The arches have granite rustication. Above them there is a diagonal pattern in glazed and red tiles.

On the front (Vesterbro) side of the building, an integrated sign above the arches simply reads "Ny Carlsberg". Similarly placed on the rear (courtyard) side of the structure, there is a plate which is inscribed with a quotation from J.C. Jacobsen's will which was later adopted by Carl Jacobsen as a motto:

In the brewery's operations, a constant goal, regardless of immediate gain, should be to develop the art of making beer to the greatest possible degree of perfection so that the brewery and its products may ever serve as a model and, by their example, assist in keeping beer brewing in this country at a high and honourable level.

On the rear side of the gate building, a frieze consisting of nine tile paintings depicts various key figures in the construction and operation of brewery.

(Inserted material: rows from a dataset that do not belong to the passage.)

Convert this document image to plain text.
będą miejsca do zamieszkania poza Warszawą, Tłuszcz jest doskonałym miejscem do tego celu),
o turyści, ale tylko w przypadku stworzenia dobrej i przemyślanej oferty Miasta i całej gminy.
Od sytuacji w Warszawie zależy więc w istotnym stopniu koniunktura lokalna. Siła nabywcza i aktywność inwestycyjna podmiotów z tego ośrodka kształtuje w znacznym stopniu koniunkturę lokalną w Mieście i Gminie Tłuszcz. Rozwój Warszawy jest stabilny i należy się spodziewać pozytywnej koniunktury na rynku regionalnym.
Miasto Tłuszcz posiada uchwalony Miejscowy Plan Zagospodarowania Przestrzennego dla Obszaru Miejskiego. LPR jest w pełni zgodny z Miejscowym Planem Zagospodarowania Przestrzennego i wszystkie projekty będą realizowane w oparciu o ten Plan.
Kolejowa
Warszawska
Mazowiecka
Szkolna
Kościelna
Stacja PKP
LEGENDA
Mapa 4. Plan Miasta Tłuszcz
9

In the centre stands Carl Jacobsen, flanked by his wife, Ottilia, and his son Alf who was the chosen heir but died in 1890 shortly before the building was completed. The other figures are Carl’s closest collaborators in building the brewery, Vilhelm Dahlerup and master builder S. P. Beckmann, and, representing the brewery’s employees, Professor Christian Grønlund, office manager R. Hesberg, chief inspector V. Henningsen, and an ordinary brewery worker.

On the upper part of the building is a double-faced clock created by leading Danish clockmaker Julius Bertram Larsen. Its roof-top bell is flanked by the Bell strikers, a group statue by Stephan Sinding.